In 2007, recognizing the danger they were in, Ujam’s family moved to Dubai. As a 13-year-old, the move was challenging because of his time in Iraq not being able to attend school. However, he discovered a different world outside the bombings and kidnappings his family experienced back home.

“When you are raised back there [in Iraq], you kind of just accept it right away,” Ujam said. “You don’t know that there’s a different world. You don’t know that you can stay up to 1a.m. outside the house. It’s different, and you don’t know there’s another world where you can be free without being scared of anything.”

When the time for Ujam to attend a university rolled around, he chose to attend West Virginia University to study mechanical and aerospace engineering. According to him, in Dubai, it is popular for students to look for programs in the United States, United Kingdom or Canada.

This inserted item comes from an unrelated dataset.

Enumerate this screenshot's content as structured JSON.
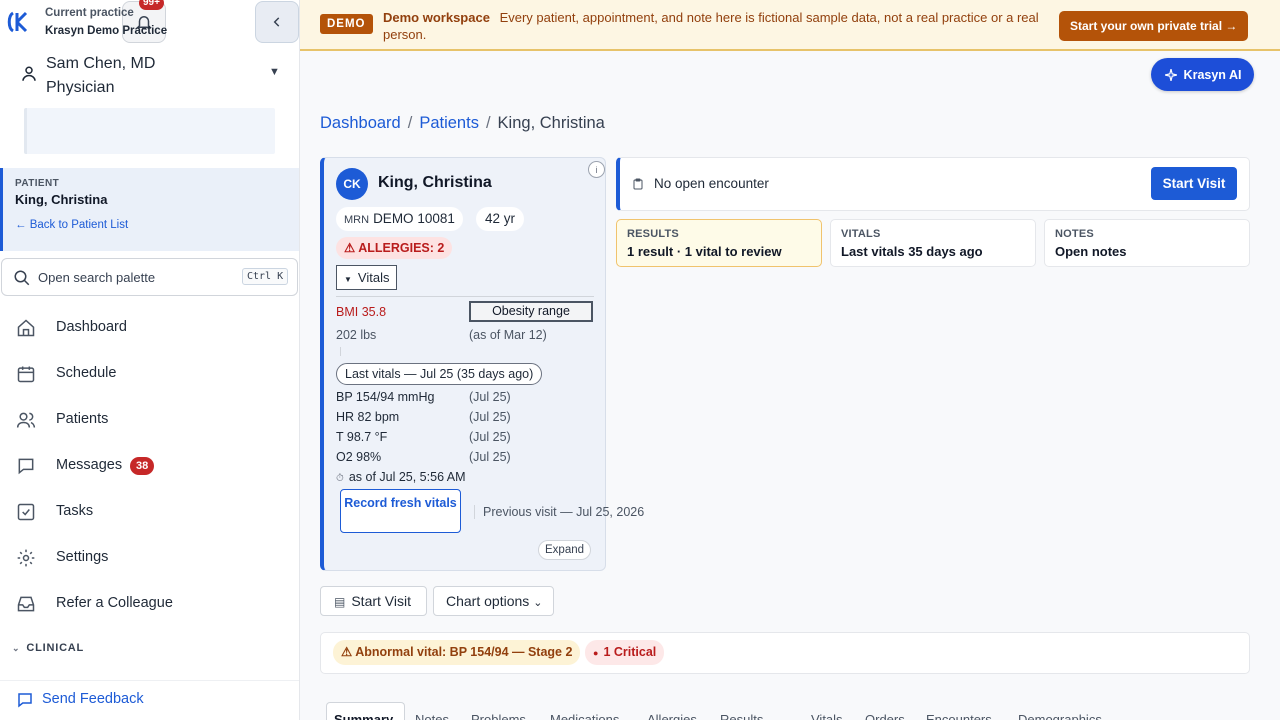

Although his family is all over the world, his mother and father now live in Virginia. They were able to receive asylum status last year after his mom was diagnosed with stage four breast cancer. Due to her condition, Ujam has taken off a semester to spend a few months with her.

His was at home with his mom in Virginia when he found out about the first travel ban.

“It was awful because it kind of ruined all of my father’s plans of going back to sort himself and come back to stay with my mom,” Ujam said. However, he added, “I got a lot of support messages from people that I knew within the university.”

Originally, the travel ban restricted Ujam’s aunt from coming to the U.S. to visit her children and her sister, Ujam’s mother. Since the first was lifted, she has since been able to come to visit her family here.

Although the second travel ban lifts limitations on travelers from Iraq, he believes there is still a misconception of who is considered “dangerous.”

“People should know that Islam itself says that killing innocent people is wrong. So, people who do that are not Muslim,” Ujam said. “Maybe they call themselves Muslim, but they’re not.”

Some of Ujam’s friends voted for President Trump, and talking about the policies being administered can be challenging, but Ujam is up front and honest when discussing his background and the ways in which citizens from the Middle East and Muslims are portrayed and viewed.

“One friend, who actually voted for Trump, I asked him, ‘Do you think I’m dangerous? Do you think I’m a terrorist? Do you think I am at risk of doing anything?’” Ujam said. “And everyone says no. But, what can you do?”

For some, the perspective of and conversation regarding America and who can call America home has shifted.

“Ten years ago, everyone would always say, ‘America is the place to go. If you want to be safe, if you want to escape everything, you can go there and they’ll protect you,’ Ujam said. “Especially in our case where my dad worked for the American government. And now, seeing all that, it just makes you feel like there is nowhere to go,” he continued.

“I can’t go back home,  I can’t stay here so, like, you’re lost. There is literally nowhere to go. Go back home to all the threats or stay here and get kicked out at some point. There’s no safe place right now.”